Investigators focused on an electrical transmission loop Friday that encircles Lake Erie (search) as they tried to understand a massive power blackout that cut across the Northeast and Midwest, leaving millions of people without electricity.
The White House announced a U.S.-Canadian task force will investigate the cause of the blackout and identify actions to prevent it from happening again. It will be headed by Energy Secretary Spencer Abraham (search) and Canadian Natural Resources Minister Herb Dhaliwal.
President Bush said the power breakdown showed "we need to modernize the electricity grid." But, he acknowledged, "Something like this isn't going to happen overnight."
The cause of the blackout, which continued for a second day in many parts of the region, remained elusive as officials first suggested it had been triggered by a malfunction in Ohio and then backed off that assessment as premature. Earlier it had been believed the problem started in Canada, while still another theory had the cause pinned down to eastern Michigan.
No one was sure.
What did become clear, however, was that power grid experts were stunned at the broad reach of the blackout and the speed — a matter of seconds — in which it spread thousands of miles across New York and southern New England to the eastern sections of Michigan and into Canada.
"We never anticipated we could have a cascading outage" of this magnitude and speed, said Michehl Gent, chief of the North American Electric Reliability Council (search), the industry-sponsored organization charged with assessing the dependability of the nation's electric grids.
Precautions were supposed to have been put in place to prevent such a widespread domino effect, he said, vowing to ferret out what triggered the chain of events and to take corrective action.
If the problem began in Ohio or Michigan, as was being speculated, it should never have reached Manhattan, complained New York Gov. George Pataki (search), adding that the grid was supposed to be designed to isolate such problems. "That just did not happen," he said.

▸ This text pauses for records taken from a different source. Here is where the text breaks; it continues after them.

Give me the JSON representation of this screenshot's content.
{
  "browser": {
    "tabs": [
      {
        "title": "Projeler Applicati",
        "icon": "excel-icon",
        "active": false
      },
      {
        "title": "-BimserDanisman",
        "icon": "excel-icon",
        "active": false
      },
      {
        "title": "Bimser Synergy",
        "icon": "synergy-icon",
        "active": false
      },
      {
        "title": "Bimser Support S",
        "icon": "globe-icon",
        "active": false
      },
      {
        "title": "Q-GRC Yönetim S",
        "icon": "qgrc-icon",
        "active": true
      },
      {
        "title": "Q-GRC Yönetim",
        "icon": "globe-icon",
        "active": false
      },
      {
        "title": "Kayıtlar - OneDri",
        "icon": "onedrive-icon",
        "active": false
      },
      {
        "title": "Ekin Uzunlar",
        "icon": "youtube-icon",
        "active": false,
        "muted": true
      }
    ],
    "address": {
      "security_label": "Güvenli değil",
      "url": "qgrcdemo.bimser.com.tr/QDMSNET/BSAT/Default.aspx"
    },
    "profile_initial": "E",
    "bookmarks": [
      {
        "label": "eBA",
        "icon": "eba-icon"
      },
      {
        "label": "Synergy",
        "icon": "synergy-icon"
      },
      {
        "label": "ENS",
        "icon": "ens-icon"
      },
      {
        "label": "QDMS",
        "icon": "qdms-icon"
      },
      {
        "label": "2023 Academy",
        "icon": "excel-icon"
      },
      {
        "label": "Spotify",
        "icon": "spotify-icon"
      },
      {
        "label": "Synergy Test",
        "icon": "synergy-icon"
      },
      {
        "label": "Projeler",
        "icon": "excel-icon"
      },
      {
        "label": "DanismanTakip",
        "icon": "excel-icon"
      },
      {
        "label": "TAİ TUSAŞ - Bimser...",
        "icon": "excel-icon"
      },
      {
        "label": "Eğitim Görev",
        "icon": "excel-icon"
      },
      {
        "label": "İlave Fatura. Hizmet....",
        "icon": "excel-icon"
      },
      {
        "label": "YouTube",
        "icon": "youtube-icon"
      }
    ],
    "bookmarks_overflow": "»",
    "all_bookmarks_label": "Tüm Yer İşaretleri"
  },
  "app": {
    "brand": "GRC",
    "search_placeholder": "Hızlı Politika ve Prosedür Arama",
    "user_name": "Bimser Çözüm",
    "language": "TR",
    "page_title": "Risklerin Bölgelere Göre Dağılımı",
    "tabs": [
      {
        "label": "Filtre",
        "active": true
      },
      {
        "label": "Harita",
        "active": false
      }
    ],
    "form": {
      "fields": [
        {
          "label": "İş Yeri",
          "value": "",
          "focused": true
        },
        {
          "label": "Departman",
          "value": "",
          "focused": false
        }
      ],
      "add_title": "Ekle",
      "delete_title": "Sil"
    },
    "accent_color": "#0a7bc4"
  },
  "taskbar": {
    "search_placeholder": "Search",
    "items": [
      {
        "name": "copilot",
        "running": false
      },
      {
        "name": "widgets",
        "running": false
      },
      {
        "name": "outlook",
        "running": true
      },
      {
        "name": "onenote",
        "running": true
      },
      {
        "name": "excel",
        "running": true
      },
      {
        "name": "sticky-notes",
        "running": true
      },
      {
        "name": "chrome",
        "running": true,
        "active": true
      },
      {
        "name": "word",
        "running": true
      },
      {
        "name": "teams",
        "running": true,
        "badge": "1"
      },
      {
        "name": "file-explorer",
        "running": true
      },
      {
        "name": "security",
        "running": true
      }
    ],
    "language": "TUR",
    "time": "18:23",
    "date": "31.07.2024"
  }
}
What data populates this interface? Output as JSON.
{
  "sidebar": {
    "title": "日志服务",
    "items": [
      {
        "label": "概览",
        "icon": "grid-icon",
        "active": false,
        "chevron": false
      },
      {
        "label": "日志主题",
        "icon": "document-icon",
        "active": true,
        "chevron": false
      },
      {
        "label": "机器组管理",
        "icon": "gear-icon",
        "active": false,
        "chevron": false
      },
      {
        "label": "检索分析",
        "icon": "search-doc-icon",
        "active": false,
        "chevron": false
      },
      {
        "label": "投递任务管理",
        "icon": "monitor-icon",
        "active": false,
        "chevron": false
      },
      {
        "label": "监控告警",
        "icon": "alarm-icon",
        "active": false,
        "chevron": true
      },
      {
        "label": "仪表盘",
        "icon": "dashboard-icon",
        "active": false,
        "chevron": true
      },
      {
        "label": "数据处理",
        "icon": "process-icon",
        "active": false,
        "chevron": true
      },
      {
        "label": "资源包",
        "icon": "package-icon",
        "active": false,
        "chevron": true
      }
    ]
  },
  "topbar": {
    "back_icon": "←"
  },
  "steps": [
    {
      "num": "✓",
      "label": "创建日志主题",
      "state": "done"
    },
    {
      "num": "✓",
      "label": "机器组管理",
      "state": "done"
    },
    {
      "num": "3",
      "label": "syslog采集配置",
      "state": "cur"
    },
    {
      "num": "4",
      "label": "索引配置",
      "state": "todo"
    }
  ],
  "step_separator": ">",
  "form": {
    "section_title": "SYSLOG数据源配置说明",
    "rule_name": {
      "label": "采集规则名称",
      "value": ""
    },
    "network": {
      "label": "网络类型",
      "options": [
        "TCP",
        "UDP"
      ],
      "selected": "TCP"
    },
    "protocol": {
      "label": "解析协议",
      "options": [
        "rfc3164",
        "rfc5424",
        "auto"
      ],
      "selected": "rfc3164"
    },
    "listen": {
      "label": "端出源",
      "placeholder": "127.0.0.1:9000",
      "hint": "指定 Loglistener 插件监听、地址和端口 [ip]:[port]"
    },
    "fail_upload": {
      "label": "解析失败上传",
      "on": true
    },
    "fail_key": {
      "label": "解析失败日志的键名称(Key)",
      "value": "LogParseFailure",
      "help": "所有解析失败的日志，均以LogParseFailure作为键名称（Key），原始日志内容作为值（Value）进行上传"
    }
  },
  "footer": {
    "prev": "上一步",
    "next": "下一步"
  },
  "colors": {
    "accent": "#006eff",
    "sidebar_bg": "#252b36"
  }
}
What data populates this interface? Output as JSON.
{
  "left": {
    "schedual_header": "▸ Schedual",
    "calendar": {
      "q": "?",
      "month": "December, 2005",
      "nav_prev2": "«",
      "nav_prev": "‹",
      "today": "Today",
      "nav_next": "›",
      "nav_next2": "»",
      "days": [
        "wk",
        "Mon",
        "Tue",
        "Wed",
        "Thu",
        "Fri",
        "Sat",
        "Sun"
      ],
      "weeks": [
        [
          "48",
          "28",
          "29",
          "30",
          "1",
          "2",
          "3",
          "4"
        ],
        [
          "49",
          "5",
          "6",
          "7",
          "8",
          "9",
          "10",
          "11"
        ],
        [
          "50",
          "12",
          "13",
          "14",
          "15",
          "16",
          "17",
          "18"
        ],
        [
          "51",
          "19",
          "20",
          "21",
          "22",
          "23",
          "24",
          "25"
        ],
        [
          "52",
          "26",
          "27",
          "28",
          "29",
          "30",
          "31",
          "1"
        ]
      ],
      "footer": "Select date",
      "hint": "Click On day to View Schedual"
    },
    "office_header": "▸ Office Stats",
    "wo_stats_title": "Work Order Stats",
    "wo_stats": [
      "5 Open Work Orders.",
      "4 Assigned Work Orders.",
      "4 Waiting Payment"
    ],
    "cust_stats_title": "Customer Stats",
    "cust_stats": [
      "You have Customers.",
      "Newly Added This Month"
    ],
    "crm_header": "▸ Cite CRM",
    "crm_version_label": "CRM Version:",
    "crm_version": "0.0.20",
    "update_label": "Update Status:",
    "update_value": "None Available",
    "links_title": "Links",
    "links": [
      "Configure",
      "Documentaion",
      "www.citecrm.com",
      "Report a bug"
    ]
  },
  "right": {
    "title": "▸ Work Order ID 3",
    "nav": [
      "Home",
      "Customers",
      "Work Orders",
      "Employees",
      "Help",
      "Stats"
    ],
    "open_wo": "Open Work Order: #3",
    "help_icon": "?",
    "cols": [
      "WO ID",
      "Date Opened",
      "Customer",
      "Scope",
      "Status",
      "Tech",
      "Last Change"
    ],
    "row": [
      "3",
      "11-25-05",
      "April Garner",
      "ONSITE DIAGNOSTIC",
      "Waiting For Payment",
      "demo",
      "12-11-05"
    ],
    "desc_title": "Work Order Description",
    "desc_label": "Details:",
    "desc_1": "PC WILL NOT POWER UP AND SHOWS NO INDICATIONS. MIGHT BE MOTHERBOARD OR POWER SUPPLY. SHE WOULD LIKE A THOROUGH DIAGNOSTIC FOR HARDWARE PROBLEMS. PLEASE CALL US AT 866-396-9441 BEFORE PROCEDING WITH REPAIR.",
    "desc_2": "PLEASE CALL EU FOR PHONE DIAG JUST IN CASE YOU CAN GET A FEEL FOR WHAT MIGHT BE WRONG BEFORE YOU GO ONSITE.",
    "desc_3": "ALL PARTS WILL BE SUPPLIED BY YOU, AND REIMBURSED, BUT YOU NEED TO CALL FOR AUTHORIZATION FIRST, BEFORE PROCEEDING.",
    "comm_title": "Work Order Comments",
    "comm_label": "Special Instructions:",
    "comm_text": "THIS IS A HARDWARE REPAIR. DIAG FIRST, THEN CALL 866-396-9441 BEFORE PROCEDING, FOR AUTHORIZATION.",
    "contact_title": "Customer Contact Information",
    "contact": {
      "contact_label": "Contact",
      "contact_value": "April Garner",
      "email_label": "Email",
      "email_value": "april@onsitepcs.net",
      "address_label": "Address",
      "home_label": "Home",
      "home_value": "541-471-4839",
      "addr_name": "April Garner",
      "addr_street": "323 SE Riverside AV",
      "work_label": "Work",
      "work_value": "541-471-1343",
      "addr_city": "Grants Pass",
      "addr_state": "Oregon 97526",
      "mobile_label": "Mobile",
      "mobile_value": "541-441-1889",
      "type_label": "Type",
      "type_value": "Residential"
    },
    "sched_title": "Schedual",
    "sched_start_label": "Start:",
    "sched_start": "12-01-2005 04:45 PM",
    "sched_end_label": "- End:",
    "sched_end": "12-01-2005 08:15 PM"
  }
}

But it may be days, even weeks, before solid answers emerge.
As power slowly began to be restored Friday, officials jumped from one theory to another in search for a cause.
Gent at a news conference acknowledged that the answer was somewhere on what is called the "Lake Erie Loop (search)" — a massive, but troublesome transmission loop that encircles Lake Erie from New York to Detroit, into Canada and back to New York.
"That's the center of the focus. This has been problem for years and there have been all sorts of plans to make it more reliable," said Gent.
About the time power was disrupted at 4:11 p.m. EDT Thursday, technicians noticed a stunning development on the northern leg of the loop: some 300 megawatts of electricity moving east abruptly reversed course and within seconds 500 megawatts of power suddenly were moving west.
Electricity flows on its easiest path so it is believed the change in direction was caused by a sudden reduction in power somewhere on the line at the western end of the loop, investigators suggested.
"This was a big swing back and forth," said Gent, adding that throughout the grid system, power levels began to fluctuate. That caused generators and other systems to trip across the region to protect equipment.
More than 100 power plants, including 22 nuclear reactors in the United States and in Canada, shut down, most of them automatically to protect themselves against power surges, officials said.
The whole process "essentially took 9 seconds," said Gent "It happened very quickly."
But what triggered the shift of electricity flow and where?
As of late Friday no one was confident enough to say.
"Speculation is running rampant," said Gent. "I really don't want to speculate."
He said it could be next week before any firm answers are known, but he ticked off a string of factors that authorities are certain played no role.
Reports of lightning hitting a facility in the Niagara Falls (search) area have been ruled out, as have reports that a fire at a New York City electric facility may have triggered the power disaster.
The weather also has been given a reprieve because it was not hot enough either in the Ohio Valley or in the Northeast to cause such a demand on electricity that the system should have overloaded, said Gent. In fact, he said, there was plenty of extra capacity.
And terrorism has been ruled out by everyone from grid managers to President Bush.
But Gent said he wouldn't rule out that negligence by someone, somewhere might have been a cause. Investigators will have to determine whether some industry transmission standards might have been ignored, or perhaps simply conclude that the industry-crafted standards are inadequate.
The political fallout from this week's blackout will be heard long after power is restored. And much of the discussion will center around the need to modernize and, possibly expand, the nation's aging electrical transmission system.
Congressional committees already are staking out time for hearings on the blackout when lawmakers return from their summer recess after Labor Day. Federal and a number of state regulatory agencies also plan to pursue investigations.
Pat Wood, chairman of the Federal Energy Regulatory Commission (search), cautioned not to jump to conclusions until "we see what really happened here." But he said a critical question is to determine why protective safeguards did not isolate the grid failure wherever it occurred.
Rep. Billy Tauzin, R-La., said his House Energy and Commerce Committee plans hearings next month on the causes behind the blackout. He said he anticipated the blackout will spur lawmakers to take a closer look at how to improve the power systems when they work out a final energy bill.
Nora Brownell, another FERC commissioner, said the industry's move toward competition should not be blamed, as some critics of electricity market deregulation have argued.
"It's very clear this is not about deregulation. It's about investing in the transmission system," said Brownell.